Flowers : Cannabinoids & Terpenes

Cannabis Sativa (hemp) is a naturally dioecious plant, meaning it has different sexes on individual plants although monoicous varieties do exist. Males grow taller and earlier in the season in anticipation of the females flowering.

Much of the controversy surrounding cannabis results from the presence of delta-9 tetrahydrocannabinol (THC) predominantly found within the female flowers. All EU certified industrial hemp cultivated in Jersey has a THC content below 0.3% and will therefore have no psychoactive effect if consumed. Using practices from the coffee and plant chemical purification industries, it is possible to extract and purify individual cannabinoids creating THC-free cannabinoid preparations.

Terpenes are volatile organic compounds produced by all plants and extracted for use in the cosmetic, fragrance, and flavouring industries. Terpenes are most commonly associated with plant essential oils and are the basic components of all plant aromatic compounds, from the sweet smell of jasmine to lemon, pepper, and pine.
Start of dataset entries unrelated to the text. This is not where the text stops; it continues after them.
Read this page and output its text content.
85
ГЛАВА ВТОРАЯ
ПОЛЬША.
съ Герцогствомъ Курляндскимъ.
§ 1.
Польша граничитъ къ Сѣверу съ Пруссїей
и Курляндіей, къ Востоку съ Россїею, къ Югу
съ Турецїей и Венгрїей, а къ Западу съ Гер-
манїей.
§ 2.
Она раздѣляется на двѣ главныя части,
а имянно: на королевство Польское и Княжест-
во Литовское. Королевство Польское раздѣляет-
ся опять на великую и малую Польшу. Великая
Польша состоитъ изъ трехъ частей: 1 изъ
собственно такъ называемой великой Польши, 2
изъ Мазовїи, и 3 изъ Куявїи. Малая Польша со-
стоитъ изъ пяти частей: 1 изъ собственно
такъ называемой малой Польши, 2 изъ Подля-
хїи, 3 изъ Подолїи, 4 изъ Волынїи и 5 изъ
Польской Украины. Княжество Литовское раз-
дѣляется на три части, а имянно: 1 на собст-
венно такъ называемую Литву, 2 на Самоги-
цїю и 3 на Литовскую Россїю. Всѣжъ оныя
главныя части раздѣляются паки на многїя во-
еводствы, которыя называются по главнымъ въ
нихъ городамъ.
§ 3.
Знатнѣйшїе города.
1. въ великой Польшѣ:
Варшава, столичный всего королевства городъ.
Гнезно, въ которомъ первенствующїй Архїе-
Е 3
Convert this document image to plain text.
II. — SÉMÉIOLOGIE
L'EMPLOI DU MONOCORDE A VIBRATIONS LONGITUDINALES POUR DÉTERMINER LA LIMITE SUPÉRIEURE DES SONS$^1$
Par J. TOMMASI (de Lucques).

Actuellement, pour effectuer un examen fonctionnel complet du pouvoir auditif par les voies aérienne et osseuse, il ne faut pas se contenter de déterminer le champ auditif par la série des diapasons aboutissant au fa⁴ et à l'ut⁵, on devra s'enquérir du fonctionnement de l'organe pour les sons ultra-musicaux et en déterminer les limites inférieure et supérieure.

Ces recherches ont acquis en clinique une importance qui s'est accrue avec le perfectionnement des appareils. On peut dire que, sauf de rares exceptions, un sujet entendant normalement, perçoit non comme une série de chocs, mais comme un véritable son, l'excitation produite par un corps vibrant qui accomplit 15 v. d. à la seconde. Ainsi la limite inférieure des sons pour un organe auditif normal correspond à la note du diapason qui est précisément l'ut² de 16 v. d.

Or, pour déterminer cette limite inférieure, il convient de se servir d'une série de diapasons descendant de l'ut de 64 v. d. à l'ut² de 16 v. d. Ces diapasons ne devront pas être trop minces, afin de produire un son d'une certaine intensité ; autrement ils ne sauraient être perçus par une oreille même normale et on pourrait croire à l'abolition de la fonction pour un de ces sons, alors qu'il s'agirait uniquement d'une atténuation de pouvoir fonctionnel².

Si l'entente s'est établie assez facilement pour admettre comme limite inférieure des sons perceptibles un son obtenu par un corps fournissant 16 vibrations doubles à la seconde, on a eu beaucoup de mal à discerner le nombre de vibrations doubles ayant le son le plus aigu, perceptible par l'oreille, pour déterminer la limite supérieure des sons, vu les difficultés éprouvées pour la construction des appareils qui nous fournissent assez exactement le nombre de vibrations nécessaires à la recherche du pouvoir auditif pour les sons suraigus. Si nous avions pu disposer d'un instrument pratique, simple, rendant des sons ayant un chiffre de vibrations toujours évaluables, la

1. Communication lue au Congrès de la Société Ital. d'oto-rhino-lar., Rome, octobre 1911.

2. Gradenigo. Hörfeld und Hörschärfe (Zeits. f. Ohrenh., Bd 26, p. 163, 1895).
Terpenes have a wide variety of functions within the plant ranging from insect deterrence, encouraging pollination and plant-to-plant communication. Many major plant essential oils occur naturally within hemp flowers, helping to create its unique floral aroma.

Terpenes can be extracted using traditional methods used by the fragrance industry, such as steam distillation and enfleurage. Plant-based essential oils are widely used for aromatherapy and massage use, as well as in cosmetics and perfumes, creating distinct aromas.